The Rise of One Person Businesses

Paul Kedrosky just published a fascinating post entitled The Rise of the People-Less Business:

“Some fascinating data out in a new Intuit/IFTF study on small business. [pdf] One factoid that caught my eye right away was on the rise of “personal businesses”, the kind of one-person shows that helped drive the adoption of Ebay, Adsense, etc. :”

Personal businesses are a surprisingly large part of the American economy. According to the U.S. Census Bureau, at the end of 2004 almost 20 million Americans operated businesses with no employees. Businesses without a payroll make up over 70% of the nation’s businesses, and almost one million new businesses without payrolls were added in 2004 (the latest available data).

I’m not sure I’d call these people-less businesses — after all, their owner-operators are people. What we’re seeing though is the erosion of one of the pillars of society as we knew it, the industrial corporation. One effect of the internet and what Thomas Friedman calls “the flat world” is the re-empowerment of the individual as economic unit. These people aren’t working alone — it’s just that they don’t need to work in the same place or for the same company. It’s not just companies like eBay and Google AdSense that support this rise — it’s also ubiquitous communication infrastructure, the ability to take orders over the net, the ability to deliver products anywhere in the world via global overnight shipping. Sole proprietors were formerly village or neighborhood based. They can now be non-local players.

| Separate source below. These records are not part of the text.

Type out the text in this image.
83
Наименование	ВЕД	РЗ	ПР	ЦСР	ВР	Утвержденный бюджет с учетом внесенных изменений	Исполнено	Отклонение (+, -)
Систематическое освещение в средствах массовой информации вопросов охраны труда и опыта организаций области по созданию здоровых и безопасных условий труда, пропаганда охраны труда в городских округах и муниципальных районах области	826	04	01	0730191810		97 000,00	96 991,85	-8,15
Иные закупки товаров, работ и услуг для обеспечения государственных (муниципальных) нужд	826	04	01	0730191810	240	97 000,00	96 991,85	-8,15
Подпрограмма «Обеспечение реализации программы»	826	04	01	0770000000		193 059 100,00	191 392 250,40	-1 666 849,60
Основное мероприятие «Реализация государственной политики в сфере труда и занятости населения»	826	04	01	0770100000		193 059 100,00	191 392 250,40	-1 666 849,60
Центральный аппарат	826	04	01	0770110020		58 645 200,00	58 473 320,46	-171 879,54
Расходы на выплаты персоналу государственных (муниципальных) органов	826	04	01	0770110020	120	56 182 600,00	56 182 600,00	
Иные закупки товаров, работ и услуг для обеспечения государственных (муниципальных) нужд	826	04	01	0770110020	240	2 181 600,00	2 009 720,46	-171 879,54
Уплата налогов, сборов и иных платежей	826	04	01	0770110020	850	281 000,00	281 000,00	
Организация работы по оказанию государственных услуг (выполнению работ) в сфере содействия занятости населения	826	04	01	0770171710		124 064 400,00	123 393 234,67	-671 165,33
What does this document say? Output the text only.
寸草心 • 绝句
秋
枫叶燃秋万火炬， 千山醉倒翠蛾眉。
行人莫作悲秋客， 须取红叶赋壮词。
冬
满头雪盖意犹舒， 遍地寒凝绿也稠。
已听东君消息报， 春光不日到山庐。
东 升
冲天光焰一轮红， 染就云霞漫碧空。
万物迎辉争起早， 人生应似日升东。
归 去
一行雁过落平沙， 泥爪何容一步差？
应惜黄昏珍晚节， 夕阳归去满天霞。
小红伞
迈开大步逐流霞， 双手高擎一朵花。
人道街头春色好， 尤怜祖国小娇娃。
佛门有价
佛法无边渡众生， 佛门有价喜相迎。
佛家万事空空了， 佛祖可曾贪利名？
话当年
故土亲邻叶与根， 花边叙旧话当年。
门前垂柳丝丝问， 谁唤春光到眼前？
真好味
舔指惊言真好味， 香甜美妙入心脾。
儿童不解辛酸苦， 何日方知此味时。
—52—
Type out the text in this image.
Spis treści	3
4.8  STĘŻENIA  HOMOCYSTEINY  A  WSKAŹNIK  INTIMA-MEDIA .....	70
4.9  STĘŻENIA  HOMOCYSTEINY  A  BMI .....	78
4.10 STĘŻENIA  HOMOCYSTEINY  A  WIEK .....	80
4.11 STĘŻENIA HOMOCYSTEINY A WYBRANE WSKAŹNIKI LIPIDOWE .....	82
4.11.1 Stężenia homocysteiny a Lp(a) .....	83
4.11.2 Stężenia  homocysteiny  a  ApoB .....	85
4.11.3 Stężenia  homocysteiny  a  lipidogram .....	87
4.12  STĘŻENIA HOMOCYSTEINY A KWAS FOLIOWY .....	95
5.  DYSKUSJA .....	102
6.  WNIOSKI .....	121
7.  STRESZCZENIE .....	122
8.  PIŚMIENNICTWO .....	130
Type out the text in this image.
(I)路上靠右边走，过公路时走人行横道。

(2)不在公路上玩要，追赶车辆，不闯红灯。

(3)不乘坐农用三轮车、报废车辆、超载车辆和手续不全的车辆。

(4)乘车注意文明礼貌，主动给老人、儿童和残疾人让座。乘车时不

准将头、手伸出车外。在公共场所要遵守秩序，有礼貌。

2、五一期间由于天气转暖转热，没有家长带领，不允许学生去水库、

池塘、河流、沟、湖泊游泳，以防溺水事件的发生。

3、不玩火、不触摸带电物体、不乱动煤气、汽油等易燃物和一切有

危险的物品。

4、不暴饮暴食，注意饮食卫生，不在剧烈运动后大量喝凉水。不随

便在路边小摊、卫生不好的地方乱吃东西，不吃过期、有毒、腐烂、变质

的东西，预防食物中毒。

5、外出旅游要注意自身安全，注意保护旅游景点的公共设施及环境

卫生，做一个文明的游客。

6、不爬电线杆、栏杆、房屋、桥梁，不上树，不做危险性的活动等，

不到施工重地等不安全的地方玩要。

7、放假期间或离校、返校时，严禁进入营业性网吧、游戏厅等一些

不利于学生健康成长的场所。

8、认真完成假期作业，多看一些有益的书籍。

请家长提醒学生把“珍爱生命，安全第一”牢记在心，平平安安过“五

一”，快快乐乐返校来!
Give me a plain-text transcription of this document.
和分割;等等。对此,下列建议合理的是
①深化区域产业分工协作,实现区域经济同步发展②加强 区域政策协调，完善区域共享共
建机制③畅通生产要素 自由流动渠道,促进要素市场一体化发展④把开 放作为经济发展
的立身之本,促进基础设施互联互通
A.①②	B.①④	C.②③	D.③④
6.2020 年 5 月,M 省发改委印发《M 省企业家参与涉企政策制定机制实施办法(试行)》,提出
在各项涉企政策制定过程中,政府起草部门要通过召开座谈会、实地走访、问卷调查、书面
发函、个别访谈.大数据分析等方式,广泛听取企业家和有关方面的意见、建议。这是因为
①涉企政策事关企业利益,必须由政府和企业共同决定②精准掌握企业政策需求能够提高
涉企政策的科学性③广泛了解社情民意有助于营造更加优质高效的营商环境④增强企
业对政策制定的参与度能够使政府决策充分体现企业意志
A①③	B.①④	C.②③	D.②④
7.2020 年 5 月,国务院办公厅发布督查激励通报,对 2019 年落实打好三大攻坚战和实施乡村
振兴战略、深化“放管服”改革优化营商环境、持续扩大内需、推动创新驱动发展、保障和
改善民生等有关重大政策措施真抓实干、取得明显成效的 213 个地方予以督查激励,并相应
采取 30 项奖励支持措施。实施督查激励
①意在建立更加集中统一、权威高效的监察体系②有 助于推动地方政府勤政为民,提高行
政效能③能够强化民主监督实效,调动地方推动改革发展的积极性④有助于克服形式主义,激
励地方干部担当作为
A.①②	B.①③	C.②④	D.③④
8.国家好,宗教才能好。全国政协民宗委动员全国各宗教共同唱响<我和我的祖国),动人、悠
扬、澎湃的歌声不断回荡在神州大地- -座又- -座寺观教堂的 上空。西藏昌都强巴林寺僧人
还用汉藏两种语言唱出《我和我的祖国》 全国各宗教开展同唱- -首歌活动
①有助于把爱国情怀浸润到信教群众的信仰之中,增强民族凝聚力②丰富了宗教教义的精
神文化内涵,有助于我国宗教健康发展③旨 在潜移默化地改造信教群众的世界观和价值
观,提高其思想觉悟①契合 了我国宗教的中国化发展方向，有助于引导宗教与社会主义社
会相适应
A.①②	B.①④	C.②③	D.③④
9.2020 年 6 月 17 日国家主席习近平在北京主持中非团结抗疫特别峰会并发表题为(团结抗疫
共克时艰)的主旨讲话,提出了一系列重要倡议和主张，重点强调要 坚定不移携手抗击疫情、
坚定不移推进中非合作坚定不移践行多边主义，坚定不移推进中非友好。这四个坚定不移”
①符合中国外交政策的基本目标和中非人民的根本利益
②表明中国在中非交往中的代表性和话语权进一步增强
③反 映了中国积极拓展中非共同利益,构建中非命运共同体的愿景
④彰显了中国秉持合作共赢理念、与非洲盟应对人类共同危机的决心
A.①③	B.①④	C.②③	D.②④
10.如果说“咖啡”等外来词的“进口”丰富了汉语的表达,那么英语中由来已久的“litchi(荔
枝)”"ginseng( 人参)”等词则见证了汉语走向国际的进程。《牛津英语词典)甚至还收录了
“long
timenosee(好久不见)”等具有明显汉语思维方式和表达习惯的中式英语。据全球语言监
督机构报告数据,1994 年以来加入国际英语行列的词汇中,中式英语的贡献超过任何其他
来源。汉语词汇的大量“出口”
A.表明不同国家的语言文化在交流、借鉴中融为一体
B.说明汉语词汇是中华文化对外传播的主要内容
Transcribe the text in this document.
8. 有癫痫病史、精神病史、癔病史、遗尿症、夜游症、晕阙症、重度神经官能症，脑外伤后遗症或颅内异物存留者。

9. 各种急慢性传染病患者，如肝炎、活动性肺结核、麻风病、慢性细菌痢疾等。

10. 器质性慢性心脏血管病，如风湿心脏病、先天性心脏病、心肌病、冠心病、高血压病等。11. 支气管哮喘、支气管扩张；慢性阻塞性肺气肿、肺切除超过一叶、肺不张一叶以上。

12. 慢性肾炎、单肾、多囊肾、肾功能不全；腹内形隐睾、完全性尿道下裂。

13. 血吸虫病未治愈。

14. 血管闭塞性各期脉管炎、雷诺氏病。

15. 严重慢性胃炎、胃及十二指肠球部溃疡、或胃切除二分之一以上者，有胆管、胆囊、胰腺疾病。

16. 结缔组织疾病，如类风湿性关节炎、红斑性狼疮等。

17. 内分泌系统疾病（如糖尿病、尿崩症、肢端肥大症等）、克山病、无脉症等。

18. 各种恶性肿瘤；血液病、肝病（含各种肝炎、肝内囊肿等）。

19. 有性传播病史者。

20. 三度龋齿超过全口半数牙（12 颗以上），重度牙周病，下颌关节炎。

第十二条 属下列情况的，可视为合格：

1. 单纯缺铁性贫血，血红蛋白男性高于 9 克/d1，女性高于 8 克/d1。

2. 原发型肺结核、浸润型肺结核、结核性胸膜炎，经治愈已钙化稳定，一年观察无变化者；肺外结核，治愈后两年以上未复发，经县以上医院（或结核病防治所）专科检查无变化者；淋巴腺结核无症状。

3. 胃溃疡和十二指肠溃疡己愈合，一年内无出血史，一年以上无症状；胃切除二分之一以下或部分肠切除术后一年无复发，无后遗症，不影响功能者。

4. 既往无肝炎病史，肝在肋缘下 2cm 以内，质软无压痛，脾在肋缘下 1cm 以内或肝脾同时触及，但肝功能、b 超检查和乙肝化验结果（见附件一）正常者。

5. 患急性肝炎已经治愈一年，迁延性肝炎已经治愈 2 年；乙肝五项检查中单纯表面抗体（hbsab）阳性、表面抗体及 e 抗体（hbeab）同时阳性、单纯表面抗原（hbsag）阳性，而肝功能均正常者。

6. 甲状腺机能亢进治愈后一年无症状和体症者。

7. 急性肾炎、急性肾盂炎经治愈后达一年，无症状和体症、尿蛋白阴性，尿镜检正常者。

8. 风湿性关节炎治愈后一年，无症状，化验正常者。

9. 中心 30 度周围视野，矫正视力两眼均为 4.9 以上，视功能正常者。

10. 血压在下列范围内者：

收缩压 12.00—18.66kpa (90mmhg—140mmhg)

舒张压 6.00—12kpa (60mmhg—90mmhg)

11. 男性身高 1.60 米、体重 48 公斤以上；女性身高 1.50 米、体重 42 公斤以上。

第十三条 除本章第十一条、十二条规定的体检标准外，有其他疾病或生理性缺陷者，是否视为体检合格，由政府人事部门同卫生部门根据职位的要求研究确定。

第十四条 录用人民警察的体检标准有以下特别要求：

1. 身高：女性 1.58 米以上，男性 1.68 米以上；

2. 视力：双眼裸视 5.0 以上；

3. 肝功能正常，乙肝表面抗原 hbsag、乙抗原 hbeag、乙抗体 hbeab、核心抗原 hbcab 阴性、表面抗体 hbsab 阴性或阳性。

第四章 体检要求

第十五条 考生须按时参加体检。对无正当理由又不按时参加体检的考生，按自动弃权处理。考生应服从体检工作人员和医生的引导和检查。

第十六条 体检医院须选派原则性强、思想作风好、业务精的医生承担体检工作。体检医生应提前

And as is often the case, we saw this effect first in the software development community. As Larry Augustin pointed out long ago, the open source software movement could be seen as the rise of the software developer as free agent. Of course, the data could also just be related to the economy, with companies trying to run lean by spinning off employees. But it’s still an interesting statistic, and possible “news from the future.”